Ганин, который хмуро разглядывал шахматную задачу, набросанную на одном из листов, валявшихся на постели, вдруг поднял голову:

– Как вы сказали?

– Приезжает, – бойко щелкнул ногтем Алферов.

– Нет, не то… Как вы про Россию сказали?

– Проклятая. А что, разве не правда?

– Нет, так, – занятный эпитет.

– Эх, Лев Глебович, – остановился вдруг посреди комнаты Алферов. – Полно вам большевика ломать. Вам это кажется очень интересным, но, поверьте, это грешно с вашей стороны. Пора нам всем открыто заявить, что России капут, что «богоносец» оказался, как, впрочем, можно было ожидать, серой сволочью, что наша родина, стало быть, навсегда погибла.

Ганин рассмеялся:

– Конечно, конечно, Алексей Иванович.

Алферов помазал ладонью сверху вниз по блестевшему лицу и улыбнулся вдруг широкой мечтательной улыбкой:

– Отчего вы не женаты, дорогой мой. А?

– Не пришлось, – отвечал Ганин. – Это весело?

– Роскошно. Моя жена – прелесть. Брюнетка, знаете, глаза этакие живые… Совсем молоденькая. Мы женились в Полтаве, в девятнадцатом году, а в двадцатом мне пришлось бежать: вот здесь у меня в столе карточки, – покажу вам.

Он снизу, согнутой пятерней, вытолкнул широкий ящик.

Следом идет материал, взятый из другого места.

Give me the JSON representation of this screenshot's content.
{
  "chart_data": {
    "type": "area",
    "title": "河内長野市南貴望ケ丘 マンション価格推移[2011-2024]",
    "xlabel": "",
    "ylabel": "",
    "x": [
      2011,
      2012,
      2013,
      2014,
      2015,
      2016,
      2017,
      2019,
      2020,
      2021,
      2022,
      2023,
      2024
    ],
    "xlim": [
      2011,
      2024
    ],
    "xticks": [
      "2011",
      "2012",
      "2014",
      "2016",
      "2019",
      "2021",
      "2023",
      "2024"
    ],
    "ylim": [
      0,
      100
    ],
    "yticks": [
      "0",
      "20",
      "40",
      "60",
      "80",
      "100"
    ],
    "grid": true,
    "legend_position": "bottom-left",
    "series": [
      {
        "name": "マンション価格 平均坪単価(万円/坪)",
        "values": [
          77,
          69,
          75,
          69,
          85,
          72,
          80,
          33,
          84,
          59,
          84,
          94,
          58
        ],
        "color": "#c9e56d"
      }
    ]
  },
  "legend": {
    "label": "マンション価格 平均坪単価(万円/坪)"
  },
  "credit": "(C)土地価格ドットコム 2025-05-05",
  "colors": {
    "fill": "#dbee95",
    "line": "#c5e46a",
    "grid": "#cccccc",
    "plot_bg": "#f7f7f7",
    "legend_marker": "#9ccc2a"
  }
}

– Чем вы тогда были, Алексей Иванович? – без любопытства спросил Ганин.

Алферов покачал головой:

– Не помню. Разве можно помнить, чем был в прошлой жизни, – быть может, устрицей или, скажем, птицей, а может быть, учителем математики. Прежняя жизнь в России так и кажется мне чем-то довременным, метафизическим, или, как это… другое слово, – да, – метампсихозой…

Ганин довольно равнодушно рассматривал снимок в открытом ящике. Это было лицо растрепанной молодой женщины с веселым, очень зубастым ртом. Алферов наклонился через его плечо:

– Нет, это не жена, это моя сестрица. От тифа умерла, в Киеве. Хорошая была, хохотунья, мастерица в пятнашки играть…

Он придвинул другой снимок:

– А вот это Машенька, жена моя. Плохая фотография, но все-таки похоже. А вот другая, в саду нашем снято. Машенька – та, что сидит в светлом платье. Четыре года не видел ее. Но не думаю, чтобы особенно изменилась. Прямо не знаю, как доживу до субботы… Стойте… Куда вы, Лев Глебович? Посидите еще!..

Ганин, глубоко засунув руки в карманы штанов, шел к двери.

– Лев Глебович! Что с вами? Обидел я вас чем-нибудь? – Дверь захлопнулась. Алферов остался стоять один посреди комнаты. – Все-таки… какой невежа, – пробормотал он. – Что за муха его укусила?